La proposta
I problemi sono diventati globali, per questo serve un parlamento mondiale
L’Europa inerte, le guerre, la dittatura dei potentati economici e tecnologici, la minaccia dell’algoritmo, il clima a pezzi. Serve un nuovo modello di organizzazione internazionale
Editoriali - di Giorgio Benvenuto
Se Albert Einstein potesse osservare l’attuale riarmo mondiale, la supremazia dell’algoritmo sull’umanesimo e l’irruzione della intelligenza artificiale, probabilmente rinnoverebbe quello che già disse con efficacia negli anni 50: esiste una sola strada verso la pace e la sicurezza, l’organizzazione internazionale. Mario Capanna mi ha ricordato nella sua riflessione questa frase.
Einstein la evocava con un richiamo al socialismo come alternativa al capitalismo predatorio ed agli autoritarismi.

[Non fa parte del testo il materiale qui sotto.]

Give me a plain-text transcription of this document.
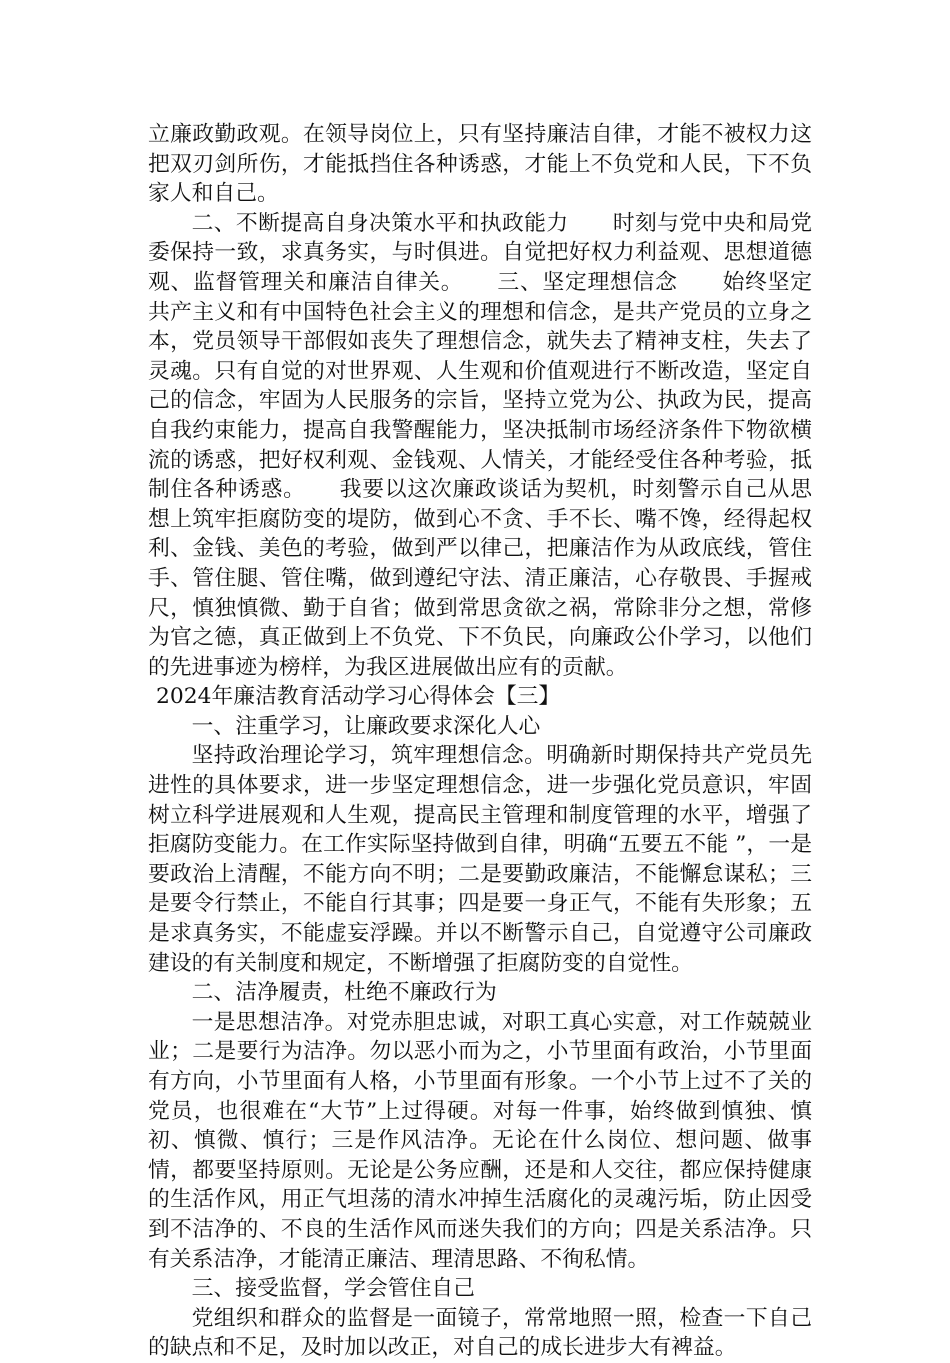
立廉政勤政观。在领导岗位上，只有坚持廉洁自律，才能不被权力这把双刃剑所伤，才能抵挡住各种诱惑，才能上不负党和人民，下不负家人和自己。

二、不断提高自身决策水平和执政能力　　时刻与党中央和局党委保持一致，求真务实，与时俱进。自觉把好权力利益观、思想道德观、监督管理关和廉洁自律关。　　三、坚定理想信念　　始终坚定共产主义和有中国特色社会主义的理想和信念，是共产党员的立身之本，党员领导干部假如丧失了理想信念，就失去了精神支柱，失去了灵魂。只有自觉的对世界观、人生观和价值观进行不断改造，坚定自己的信念，牢固为人民服务的宗旨，坚持立党为公、执政为民，提高自我约束能力，提高自我警醒能力，坚决抵制市场经济条件下物欲横流的诱惑，把好权利观、金钱观、人情关，才能经受住各种考验，抵制住各种诱惑。　　我要以这次廉政谈话为契机，时刻警示自己从思想上筑牢拒腐防变的堤防，做到心不贪、手不长、嘴不馋，经得起权利、金钱、美色的考验，做到严以律己，把廉洁作为从政底线，管住手、管住腿、管住嘴，做到遵纪守法、清正廉洁，心存敬畏、手握戒尺，慎独慎微、勤于自省；做到常思贪欲之祸，常除非分之想，常修为官之德，真正做到上不负党、下不负民，向廉政公仆学习，以他们的先进事迹为榜样，为我区进展做出应有的贡献。

2024年廉洁教育活动学习心得体会【三】

一、注重学习，让廉政要求深化人心

坚持政治理论学习，筑牢理想信念。明确新时期保持共产党员先进性的具体要求，进一步坚定理想信念，进一步强化党员意识，牢固树立科学进展观和人生观，提高民主管理和制度管理的水平，增强了拒腐防变能力。在工作实际坚持做到自律，明确“五要五不能 ”，一是要政治上清醒，不能方向不明；二是要勤政廉洁，不能懈怠谋私；三是要令行禁止，不能自行其事；四是要一身正气，不能有失形象；五是求真务实，不能虚妄浮躁。并以不断警示自己，自觉遵守公司廉政建设的有关制度和规定，不断增强了拒腐防变的自觉性。

二、洁净履责，杜绝不廉政行为

一是思想洁净。对党赤胆忠诚，对职工真心实意，对工作兢兢业业；二是要行为洁净。勿以恶小而为之，小节里面有政治，小节里面有方向，小节里面有人格，小节里面有形象。一个小节上过不了关的党员，也很难在“大节”上过得硬。对每一件事，始终做到慎独、慎初、慎微、慎行；三是作风洁净。无论在什么岗位、想问题、做事情，都要坚持原则。无论是公务应酬，还是和人交往，都应保持健康的生活作风，用正气坦荡的清水冲掉生活腐化的灵魂污垢，防止因受到不洁净的、不良的生活作风而迷失我们的方向；四是关系洁净。只有关系洁净，才能清正廉洁、理清思路、不徇私情。

三、接受监督，学会管住自己

党组织和群众的监督是一面镜子，常常地照一照，检查一下自己的缺点和不足，及时加以改正，对自己的成长进步大有裨益。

Il “sasso” di Capanna gettato nello stagno della sinistra, un governo mondiale come punto di arrivo, però è più che giustificato in conseguenza dello stato attuale della povertà ideale, culturale e di visione politica in cui versa la sinistra e non solo in Italia ma anche in Europa.
Eppure la sinistra ha sempre avuto una grande capacità di proposta che andava oltre la semplice elencazione dei mali da combattere. Certo con i potentati finanziari e tecnologici in giro per il mondo, gli autoritarismi sempre più estesi, ma soprattutto la corsa verso nuove egemonie che hanno sparigliato sia il vecchio ordine mondiale che la prima fase della globalizzazione è saggio osservare che non è realistico puntare all’obiettivo finale senza tener conto degli ostacoli che creano tensioni internazionali e mutamenti di alleanze nel globo come da tempo non si vedeva.
Ma resta il fatto come si è osservato non molto tempo fa che il mondo è grande e c’è spazio per tutti, sempre che si tratti di un mondo di cittadini a pieno titolo, come suggerisce Capanna con la “provocazione” del voto planetario per eleggere nuovi organismi internazionali. In realtà il salto da compiere non è piccolo: passare dall’abitudine di cercare soluzioni-Paese a una visione dei problemi davvero globale.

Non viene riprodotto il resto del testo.